For far too long we have avoided these burdens to our budget. Social Security, Medicaid, Medicare and welfare have been "reformed" several times in the past only to be in crisis years later. That should make us question the viability of these programs going forward. I know the intentions were mostly pure, but we can't afford them. The pathway to hell is paved with good intentions.
Time to Get Tough
Frankly, I am fine with a nation that does not feed people who are not willing to work. I have no problem putting someone out on the street when they believe they are entitled to be taken care of because of where they were born. Not everyone who claims he or she needs help should get it, only those who truly do. How many times have you watched a person on disability busted by a camera crew as they are boarding a ski lift or playing softball when they claim they can't walk? There are many people willing to lie to get a check.

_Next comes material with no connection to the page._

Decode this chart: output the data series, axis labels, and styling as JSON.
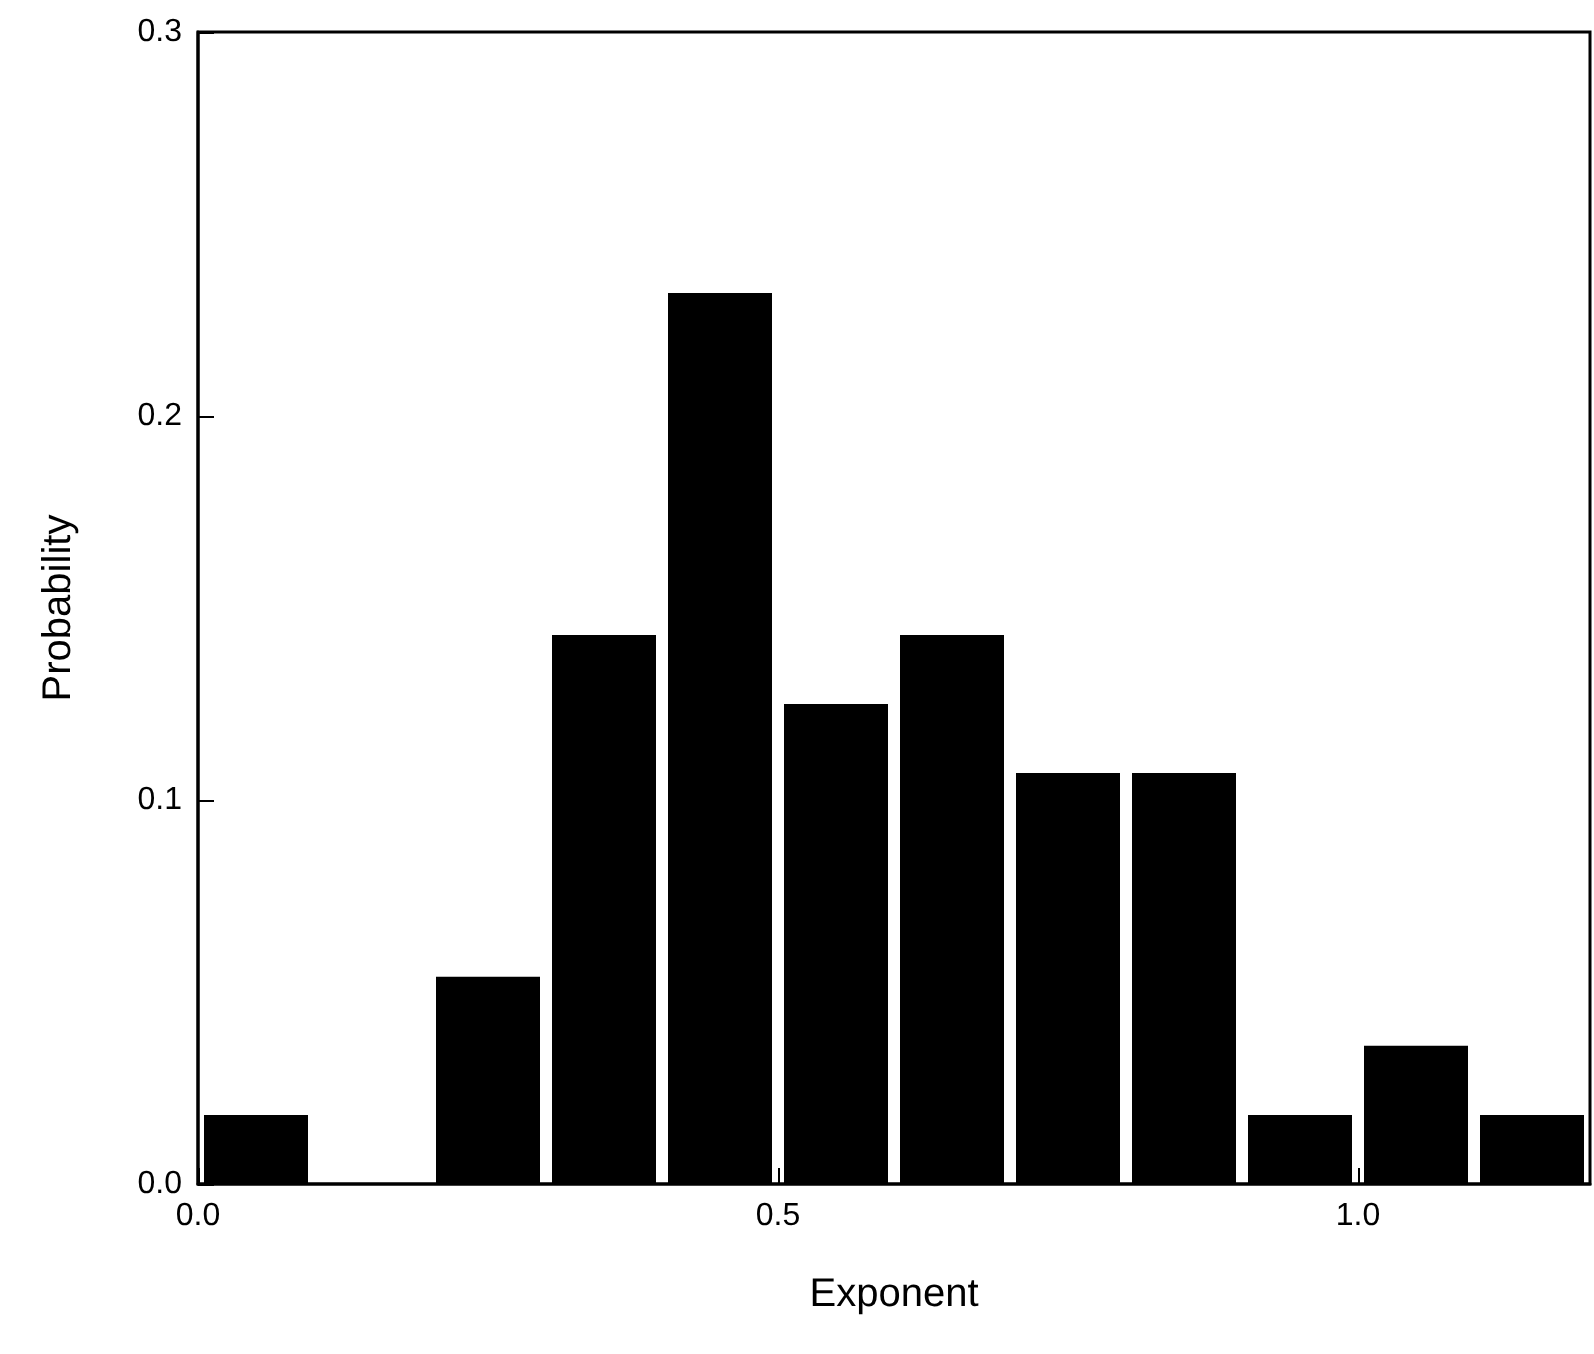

I am fine with people who walk into a ER [Emergency Room] expecting to receive free treatment being told no. Or at least being handed a bill when they leave. They can pay the bill slowly out of their future earnings. Or at least a percentage of the winning lottery ticket they bought with their welfare check.
Maybe sending a bill to the country of origin's government for the illegals who receive care would be appropriate. Why should you and I have to pay? I didn't ask them to break into our country.
With 42 million citizens on food stamps and 50 percent of households requiring some form of government assistance, we have an unsustainable economic model for our country. Unless that country is willing to trade its freedom and liberty for the promise of a hot meal, a roof and medical care.
Soon we will have an additional 77 million baby boomers getting SSI benefits and millions more on unemployment. Add to that the millions on welfare and disability. At what point do we say no mas?!